CRTC should nix Bell's Astral takeover, prof argues

Government regulators should block Bell's $3.4-billion deal to take over Astral because it will concentrate ownership of Canada's media assets too much, a prominent Carleton University professor says.

Deal would create dangerous concentration of media assets, Carleton professor says

Bell's deal to take over Astral will make Canada's radio landscape overly concentrated, an Ottawa university professor argues. (Facebook)

Government regulators should block Bell's $3.4-billion deal to take over Astral because it will concentrate ownership of Canada's media assets too much, a prominent Carleton University professor says.

In March, Bell moved to buy Montreal-based Astral in a complex $3.38-billion deal that would see BCE add Astral's stable of 24 specialty TV channels, 84 radio stations and multiple online properties to its existing media properties.

Critics, including Bell's media rivals Cogeco, Quebecor and Eastlink, quickly argued that the deal should not be allowed, as it would concentrate Canadian media even further in Bell's hands.

"Competition will be severely reduced and the broadcast market as we know it in Canada will be handcuffed," Quebecor CEO Pierre-Karl Peladeau said.

Eastlink CEO Lee Bragg said, "Giving one private broadcaster so dominant a share of the television market is bad for consumers and bad for Canada."

In a report Friday by Dwayne Winseck, a journalism professor at Ottawa's Carleton University, it said the CRTC "probably has no choice but to give a pass to Bell with respect to its takeover of Astral’s radio assets," because the company meets the agency's requirements — or at least it will once it sells a number of stations in Vancouver, Calgary, Winnipeg, Toronto and Ottawa.

The deal would still make Bell a goliath in radio, with $500 million in revenues, 106 radio stations across the country and controlling just under 29 per cent of the market — twice the size of its nearest competitors, Rogers, CBC and Corus.

But the agency is well within its mandate to stop the deal on other fronts.

There would be little impact on the traditional television market, he said, but in the specialty and pay television market, Bell’s market share would rise sharply from 28 per cent of all viewers last year to more than 42 per cent of all cable TV viewers in Canada if the deal goes through. "This gives the CRTC ample grounds to intervene," Winseck said.

Bell's share of the overall Canadian television universe would increase from 27 per cent in 2011 to 35, he noted.
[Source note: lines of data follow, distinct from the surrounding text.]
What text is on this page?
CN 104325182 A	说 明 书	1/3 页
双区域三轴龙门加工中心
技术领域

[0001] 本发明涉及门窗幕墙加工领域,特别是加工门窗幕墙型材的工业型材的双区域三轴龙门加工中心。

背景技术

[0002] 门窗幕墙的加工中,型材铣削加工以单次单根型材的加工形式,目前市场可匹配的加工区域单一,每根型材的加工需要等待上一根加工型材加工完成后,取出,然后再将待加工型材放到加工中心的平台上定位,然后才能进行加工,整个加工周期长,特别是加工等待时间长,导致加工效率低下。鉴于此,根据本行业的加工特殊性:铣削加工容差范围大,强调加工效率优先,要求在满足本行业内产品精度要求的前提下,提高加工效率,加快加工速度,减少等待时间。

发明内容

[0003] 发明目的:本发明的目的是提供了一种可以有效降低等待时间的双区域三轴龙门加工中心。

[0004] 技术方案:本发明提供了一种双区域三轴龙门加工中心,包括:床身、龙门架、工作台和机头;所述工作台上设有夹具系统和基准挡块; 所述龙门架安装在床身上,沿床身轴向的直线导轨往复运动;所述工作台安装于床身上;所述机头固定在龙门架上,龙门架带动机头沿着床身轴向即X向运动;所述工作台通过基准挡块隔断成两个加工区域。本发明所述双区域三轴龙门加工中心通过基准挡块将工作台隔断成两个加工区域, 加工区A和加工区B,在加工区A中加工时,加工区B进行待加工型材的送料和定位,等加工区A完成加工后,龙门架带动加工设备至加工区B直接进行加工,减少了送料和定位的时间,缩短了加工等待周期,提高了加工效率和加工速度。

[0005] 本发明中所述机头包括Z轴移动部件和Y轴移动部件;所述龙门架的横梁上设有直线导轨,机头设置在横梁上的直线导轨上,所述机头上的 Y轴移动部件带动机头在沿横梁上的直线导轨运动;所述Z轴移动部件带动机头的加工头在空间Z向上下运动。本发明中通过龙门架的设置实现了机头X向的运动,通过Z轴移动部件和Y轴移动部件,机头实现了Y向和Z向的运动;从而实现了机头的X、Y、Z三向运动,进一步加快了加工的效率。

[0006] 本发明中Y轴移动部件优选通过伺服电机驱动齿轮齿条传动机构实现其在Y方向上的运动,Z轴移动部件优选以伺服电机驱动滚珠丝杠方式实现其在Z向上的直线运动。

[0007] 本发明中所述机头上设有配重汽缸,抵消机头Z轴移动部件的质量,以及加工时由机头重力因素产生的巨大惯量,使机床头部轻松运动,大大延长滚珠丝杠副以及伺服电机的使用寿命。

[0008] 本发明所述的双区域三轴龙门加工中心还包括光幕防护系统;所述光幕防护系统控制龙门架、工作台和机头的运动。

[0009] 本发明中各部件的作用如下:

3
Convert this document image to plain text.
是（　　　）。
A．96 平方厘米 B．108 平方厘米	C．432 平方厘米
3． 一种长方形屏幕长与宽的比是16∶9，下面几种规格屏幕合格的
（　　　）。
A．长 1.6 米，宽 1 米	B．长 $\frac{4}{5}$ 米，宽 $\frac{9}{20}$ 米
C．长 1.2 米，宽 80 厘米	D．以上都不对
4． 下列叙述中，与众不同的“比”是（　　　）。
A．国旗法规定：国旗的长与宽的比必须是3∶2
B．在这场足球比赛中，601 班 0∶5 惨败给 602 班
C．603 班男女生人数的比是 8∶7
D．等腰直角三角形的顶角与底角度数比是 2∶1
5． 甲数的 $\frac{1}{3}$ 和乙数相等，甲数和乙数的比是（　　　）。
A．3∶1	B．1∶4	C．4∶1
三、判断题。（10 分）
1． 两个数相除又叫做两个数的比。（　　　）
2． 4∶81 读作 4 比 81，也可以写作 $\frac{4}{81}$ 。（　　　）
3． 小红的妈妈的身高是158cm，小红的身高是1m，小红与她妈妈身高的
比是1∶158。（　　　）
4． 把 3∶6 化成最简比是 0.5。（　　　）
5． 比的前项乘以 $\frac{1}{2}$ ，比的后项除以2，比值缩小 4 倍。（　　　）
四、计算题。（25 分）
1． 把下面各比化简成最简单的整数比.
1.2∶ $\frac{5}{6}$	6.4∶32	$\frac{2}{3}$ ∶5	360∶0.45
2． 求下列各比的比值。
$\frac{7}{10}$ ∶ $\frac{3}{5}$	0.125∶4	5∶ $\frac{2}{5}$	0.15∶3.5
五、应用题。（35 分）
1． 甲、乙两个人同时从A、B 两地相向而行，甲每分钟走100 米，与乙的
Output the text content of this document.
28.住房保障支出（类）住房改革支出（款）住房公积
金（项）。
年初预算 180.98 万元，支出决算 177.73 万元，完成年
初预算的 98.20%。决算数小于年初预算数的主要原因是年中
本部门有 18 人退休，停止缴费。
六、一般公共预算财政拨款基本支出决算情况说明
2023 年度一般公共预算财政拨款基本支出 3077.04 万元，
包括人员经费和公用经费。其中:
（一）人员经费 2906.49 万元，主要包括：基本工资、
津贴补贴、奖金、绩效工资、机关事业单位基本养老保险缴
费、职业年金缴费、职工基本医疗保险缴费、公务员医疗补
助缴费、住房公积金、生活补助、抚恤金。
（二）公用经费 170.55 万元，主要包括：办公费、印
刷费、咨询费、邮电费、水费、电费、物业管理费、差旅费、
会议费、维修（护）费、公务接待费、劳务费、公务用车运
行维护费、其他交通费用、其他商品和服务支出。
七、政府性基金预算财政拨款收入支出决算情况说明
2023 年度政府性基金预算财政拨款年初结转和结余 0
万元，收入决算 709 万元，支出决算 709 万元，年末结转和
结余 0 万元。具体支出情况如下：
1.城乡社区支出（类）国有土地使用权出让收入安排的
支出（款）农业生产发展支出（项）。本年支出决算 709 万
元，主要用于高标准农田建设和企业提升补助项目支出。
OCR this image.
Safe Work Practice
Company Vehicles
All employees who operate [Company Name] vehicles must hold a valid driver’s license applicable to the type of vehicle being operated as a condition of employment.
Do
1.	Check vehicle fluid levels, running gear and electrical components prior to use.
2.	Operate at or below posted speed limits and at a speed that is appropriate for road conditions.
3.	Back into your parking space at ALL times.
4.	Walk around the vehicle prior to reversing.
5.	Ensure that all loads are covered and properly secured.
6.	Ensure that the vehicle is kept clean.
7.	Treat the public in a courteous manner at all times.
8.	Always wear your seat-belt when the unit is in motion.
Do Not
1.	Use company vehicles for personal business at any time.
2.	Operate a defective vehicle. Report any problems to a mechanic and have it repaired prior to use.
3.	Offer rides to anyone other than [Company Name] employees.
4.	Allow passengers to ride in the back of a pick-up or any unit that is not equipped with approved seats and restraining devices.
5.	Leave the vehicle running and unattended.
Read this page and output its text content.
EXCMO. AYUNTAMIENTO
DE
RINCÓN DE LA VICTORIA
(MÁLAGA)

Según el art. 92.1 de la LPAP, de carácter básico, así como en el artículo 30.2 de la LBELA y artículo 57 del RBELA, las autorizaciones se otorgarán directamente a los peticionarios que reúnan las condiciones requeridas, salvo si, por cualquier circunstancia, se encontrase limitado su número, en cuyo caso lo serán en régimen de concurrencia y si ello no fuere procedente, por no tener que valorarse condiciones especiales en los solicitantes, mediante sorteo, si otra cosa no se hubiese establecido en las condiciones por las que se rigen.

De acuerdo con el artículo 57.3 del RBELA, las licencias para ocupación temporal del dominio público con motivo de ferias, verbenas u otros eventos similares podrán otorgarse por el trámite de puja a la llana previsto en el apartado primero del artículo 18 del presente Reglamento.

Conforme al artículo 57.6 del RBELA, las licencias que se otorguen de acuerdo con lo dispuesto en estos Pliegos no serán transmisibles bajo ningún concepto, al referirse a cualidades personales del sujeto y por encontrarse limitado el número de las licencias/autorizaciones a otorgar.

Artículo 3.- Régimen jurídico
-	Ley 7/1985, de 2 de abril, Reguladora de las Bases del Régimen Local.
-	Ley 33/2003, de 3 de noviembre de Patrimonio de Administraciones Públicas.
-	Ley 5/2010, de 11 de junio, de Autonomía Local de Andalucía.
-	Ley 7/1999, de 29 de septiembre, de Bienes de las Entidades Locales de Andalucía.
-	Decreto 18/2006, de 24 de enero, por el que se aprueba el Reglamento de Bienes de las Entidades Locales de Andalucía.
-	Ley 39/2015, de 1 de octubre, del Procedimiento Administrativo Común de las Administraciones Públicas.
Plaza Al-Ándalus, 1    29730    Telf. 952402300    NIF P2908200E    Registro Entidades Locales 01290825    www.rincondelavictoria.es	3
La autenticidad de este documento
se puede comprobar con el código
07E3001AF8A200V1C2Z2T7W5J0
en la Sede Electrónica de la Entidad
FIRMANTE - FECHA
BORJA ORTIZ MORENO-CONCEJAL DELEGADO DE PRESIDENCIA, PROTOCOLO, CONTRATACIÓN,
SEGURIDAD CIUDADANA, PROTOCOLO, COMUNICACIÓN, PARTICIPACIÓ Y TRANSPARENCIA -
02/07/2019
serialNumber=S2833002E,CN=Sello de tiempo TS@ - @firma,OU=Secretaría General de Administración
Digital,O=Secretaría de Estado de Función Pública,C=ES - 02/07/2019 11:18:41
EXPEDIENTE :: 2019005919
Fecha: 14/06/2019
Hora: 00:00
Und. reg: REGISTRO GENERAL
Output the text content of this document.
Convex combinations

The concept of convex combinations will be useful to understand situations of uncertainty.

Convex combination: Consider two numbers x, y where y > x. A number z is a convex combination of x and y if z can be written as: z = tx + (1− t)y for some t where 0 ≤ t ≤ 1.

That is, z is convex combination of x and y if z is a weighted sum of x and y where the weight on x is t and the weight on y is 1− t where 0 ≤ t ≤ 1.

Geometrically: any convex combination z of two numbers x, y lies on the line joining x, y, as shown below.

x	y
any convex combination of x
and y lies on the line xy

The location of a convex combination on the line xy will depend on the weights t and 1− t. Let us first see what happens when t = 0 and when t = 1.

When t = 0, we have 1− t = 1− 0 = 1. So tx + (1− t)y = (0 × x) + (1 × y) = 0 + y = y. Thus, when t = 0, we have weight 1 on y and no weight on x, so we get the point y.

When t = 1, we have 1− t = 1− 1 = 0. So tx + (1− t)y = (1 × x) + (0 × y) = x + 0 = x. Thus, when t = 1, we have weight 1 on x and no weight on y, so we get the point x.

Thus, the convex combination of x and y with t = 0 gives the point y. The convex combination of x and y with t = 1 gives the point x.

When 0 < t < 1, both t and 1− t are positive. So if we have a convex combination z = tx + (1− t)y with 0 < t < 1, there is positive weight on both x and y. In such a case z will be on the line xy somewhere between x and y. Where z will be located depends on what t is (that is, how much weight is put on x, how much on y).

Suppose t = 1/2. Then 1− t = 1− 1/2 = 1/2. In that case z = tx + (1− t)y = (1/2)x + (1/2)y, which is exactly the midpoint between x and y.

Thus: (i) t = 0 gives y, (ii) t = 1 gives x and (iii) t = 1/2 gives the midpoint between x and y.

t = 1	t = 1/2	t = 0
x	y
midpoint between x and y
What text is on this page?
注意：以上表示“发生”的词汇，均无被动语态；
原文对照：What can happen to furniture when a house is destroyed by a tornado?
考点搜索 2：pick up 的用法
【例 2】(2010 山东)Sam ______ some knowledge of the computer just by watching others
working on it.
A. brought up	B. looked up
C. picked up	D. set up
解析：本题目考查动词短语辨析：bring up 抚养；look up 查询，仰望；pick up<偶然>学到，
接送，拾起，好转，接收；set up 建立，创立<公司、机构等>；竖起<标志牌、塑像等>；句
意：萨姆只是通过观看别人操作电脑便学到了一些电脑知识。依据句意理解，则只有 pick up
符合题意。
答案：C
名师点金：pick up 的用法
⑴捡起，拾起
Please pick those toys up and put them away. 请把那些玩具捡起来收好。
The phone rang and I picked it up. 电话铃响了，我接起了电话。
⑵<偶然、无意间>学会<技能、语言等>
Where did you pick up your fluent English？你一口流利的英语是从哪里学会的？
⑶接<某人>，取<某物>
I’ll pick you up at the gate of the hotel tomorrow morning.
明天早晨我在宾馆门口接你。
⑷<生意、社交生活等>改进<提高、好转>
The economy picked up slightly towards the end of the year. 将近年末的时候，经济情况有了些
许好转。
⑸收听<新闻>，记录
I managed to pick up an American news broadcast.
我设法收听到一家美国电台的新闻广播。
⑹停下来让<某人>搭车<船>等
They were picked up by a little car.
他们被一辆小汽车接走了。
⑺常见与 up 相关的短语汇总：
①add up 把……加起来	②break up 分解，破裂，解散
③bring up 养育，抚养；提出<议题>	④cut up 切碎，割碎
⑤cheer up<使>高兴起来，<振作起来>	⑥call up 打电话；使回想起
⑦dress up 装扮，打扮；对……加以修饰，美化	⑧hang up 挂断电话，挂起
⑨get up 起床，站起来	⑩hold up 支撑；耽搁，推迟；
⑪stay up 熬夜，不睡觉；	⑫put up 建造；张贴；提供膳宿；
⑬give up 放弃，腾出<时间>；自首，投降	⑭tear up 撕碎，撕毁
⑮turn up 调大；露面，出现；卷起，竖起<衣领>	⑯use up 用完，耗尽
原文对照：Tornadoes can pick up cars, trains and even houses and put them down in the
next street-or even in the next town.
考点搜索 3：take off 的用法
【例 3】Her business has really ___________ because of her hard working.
Astral itself is already the fourth-largest specialty TV company in Canada (and the largest owner of radio stations) so tacking it onto Bell's large network makes the combined company a giant.

Those levels of concentration are especially concerning because the media landscape in other developed economies is moving in the opposite direction. "While concentration is slowly declining elsewhere, in Canada it is rising sharply," the report reads. "The Bell – Astral deal will compound the trend."

A report from an international media monitoring group found Canada has the second-highest level of vertical integration and cross media concentration among 32 of the world's most developed economies. Allowing the Bell/Astral deal to go through would push Canada into first place.

"The CRTC’s own concentration rules permit it to intervene actively in the face of such levels, and it should," Winseck said.


  • A previous version of this story incorrectly cited Prof. Dwayne Winseck as saying the CRTC should disallow Bell's takeover of Astral's radio assets.